Another hurdle is finding the right kind of equipment to cultivate ground for mechanical weed control. Many large-scale, chemical-intensive farms have discarded cultivators, said Chuck Francis, an extension specialist in agronomy and horticulture.

 

Demand is growing for organic foods as people become more concerned about the use of pesticides, herbicides and fertilizers in conventional farming. But organic farmers have not received the kind of attention conventional farmers have, and the need for research is great, Sarno said.



 

Brazil’s Census Bureau Expects Smaller Soybean Crop In 2006-07

 

Brazil’s Census Bureau (IBGE) said last week that the 2006-07 soy planted area will be 7% less than the previous season’s crop, or 20.5 million hectares. IBGE pegged the yield at 2.695 tonnes per hectare, 13.3% larger than the 2005-06 crop. However, OBGE expects farmers to spend less this year on fungicides to fight Asian soybean rust in the center-west, so yields could fall under adverse conditions. IBGE put the total season’s output at 55.2 million tonnes. Brazil harvested 52.3 million tonnes in the 2005-06 season, IBGE said.


 

U.S. Seeks Formal Adoption Of WTO Ruling On EU Biotech Restrictions

 

The Bureau of National Affairs reports that the United States has asked WTO members to formally adopt a dispute panel ruling in its complaint against the EU’s restriction on the market authorization of biotech products. According to the news service, the U.S. request signals that the United States will not appeal the panel’s findings, which upheld several key claims against the EU’s alleged moratorium on the authorization of genetically engineered foods.


 

 Soy Complex Lower As Corn Sell-Off Led To Soybean Liquidation

 

The soy complex closed lower on November 9 as a sell-off in corn sparked aggressive long liquidation in soybean and drove the market moderately lower at the close.

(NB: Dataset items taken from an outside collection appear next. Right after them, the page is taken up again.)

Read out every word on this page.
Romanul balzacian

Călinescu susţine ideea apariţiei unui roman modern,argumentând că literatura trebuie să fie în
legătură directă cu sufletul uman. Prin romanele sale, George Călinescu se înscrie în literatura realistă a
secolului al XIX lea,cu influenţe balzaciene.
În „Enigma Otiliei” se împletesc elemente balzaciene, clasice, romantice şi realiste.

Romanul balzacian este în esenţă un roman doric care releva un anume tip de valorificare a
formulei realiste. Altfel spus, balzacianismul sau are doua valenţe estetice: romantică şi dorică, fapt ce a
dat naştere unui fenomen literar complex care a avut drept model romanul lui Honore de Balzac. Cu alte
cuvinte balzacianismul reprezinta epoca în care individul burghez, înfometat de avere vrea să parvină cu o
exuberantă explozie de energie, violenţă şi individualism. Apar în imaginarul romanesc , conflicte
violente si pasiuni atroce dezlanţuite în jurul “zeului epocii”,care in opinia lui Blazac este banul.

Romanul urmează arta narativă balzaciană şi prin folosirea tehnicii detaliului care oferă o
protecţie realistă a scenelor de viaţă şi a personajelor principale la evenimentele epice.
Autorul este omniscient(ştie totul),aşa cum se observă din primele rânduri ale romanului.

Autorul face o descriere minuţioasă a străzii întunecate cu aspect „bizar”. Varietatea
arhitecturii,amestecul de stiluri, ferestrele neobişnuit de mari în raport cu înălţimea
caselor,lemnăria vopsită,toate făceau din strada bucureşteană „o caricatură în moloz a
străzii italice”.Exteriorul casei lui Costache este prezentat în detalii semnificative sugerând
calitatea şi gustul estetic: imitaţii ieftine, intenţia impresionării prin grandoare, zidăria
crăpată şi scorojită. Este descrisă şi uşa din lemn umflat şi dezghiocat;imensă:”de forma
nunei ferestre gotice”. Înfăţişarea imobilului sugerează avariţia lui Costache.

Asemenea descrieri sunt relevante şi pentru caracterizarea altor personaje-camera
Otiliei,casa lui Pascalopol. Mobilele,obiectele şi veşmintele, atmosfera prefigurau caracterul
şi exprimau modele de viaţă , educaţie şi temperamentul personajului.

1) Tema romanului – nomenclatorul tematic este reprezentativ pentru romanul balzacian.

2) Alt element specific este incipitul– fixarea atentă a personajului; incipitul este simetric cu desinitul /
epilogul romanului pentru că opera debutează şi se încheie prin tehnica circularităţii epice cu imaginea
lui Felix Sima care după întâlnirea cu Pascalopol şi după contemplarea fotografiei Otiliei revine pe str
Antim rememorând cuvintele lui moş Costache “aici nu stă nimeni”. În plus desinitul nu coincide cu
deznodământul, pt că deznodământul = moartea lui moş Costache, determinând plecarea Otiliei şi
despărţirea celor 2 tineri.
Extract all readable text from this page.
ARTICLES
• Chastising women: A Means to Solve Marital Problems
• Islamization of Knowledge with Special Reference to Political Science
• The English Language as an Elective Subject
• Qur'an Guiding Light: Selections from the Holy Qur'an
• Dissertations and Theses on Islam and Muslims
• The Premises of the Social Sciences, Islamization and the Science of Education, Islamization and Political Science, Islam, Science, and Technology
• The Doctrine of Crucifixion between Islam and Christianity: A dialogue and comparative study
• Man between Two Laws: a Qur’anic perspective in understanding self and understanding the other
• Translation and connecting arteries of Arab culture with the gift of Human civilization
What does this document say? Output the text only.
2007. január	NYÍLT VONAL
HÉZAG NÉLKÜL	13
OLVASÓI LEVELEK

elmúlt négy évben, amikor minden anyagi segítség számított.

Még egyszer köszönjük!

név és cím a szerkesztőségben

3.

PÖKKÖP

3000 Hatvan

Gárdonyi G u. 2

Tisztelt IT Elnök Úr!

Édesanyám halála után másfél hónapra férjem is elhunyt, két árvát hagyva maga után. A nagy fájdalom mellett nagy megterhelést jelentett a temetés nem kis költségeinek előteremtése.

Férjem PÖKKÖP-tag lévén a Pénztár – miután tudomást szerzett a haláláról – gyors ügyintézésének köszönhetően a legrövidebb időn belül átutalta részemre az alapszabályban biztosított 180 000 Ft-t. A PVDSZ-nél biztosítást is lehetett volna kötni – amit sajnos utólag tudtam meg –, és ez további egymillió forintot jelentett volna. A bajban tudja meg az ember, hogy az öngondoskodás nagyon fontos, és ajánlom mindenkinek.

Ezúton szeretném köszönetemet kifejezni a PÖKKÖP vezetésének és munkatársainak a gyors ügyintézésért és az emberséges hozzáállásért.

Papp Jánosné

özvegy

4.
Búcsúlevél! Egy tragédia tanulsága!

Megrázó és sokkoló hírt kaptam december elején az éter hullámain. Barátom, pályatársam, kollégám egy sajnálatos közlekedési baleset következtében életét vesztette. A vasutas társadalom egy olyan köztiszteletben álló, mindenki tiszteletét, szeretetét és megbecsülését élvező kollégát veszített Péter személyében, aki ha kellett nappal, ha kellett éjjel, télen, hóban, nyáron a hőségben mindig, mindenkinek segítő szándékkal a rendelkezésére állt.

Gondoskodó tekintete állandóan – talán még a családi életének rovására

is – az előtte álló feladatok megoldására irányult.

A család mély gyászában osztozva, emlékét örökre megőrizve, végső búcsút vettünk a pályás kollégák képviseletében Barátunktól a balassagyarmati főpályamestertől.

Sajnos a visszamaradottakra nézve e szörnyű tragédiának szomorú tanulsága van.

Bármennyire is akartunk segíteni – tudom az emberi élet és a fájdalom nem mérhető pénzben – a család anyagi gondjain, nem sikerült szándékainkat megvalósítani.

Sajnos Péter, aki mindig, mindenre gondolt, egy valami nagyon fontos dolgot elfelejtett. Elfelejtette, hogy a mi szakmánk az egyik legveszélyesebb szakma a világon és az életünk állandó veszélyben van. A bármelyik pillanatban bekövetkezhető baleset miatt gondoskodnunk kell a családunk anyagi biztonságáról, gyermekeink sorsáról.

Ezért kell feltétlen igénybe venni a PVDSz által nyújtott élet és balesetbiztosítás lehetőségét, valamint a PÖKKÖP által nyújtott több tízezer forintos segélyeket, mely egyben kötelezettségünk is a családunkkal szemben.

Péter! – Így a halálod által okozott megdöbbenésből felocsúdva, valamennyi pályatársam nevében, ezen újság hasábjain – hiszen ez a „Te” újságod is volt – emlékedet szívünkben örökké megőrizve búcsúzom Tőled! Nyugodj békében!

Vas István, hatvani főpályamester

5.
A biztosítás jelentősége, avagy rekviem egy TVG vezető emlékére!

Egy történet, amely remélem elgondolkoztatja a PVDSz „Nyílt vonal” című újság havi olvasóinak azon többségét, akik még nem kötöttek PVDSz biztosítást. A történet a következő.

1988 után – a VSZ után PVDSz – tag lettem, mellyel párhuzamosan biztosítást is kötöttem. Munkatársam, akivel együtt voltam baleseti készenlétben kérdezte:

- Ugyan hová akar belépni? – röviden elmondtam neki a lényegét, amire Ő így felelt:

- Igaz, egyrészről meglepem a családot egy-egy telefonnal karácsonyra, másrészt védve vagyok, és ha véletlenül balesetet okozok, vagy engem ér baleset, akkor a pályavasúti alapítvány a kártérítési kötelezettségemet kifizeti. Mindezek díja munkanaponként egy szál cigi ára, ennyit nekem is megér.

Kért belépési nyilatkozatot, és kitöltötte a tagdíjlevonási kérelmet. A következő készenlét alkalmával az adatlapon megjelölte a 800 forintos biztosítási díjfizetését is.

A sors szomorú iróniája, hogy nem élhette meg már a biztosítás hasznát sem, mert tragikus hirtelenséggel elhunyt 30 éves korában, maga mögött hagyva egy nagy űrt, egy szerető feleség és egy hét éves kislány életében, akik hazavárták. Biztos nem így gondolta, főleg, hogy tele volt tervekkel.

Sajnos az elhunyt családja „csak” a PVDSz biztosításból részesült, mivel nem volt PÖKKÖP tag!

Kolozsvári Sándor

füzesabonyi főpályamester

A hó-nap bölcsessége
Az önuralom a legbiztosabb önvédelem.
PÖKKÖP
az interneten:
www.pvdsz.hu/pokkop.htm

Soybean deliveries increased to 1,736 contracts and the 2006-07 soybean carryout looks to be record large, which suggests that prices should be well below current level but corn futures are at 10-year highs. November bean futures closed down $3.22, finishing at $241.59; January was $3.12 lower, closing at $246.00; and March lost $2.76 ending at $250.31. December meal was down $2.98, closing at $218.59; January was $2.87 higher, finishing at $219.80; and March was down $2.76 to finish at $222.55. December oil closed $0.22 lower to finish at $610.89; January was down $0.66, closing at $619.27; and March was unchanged, ending at $626.99.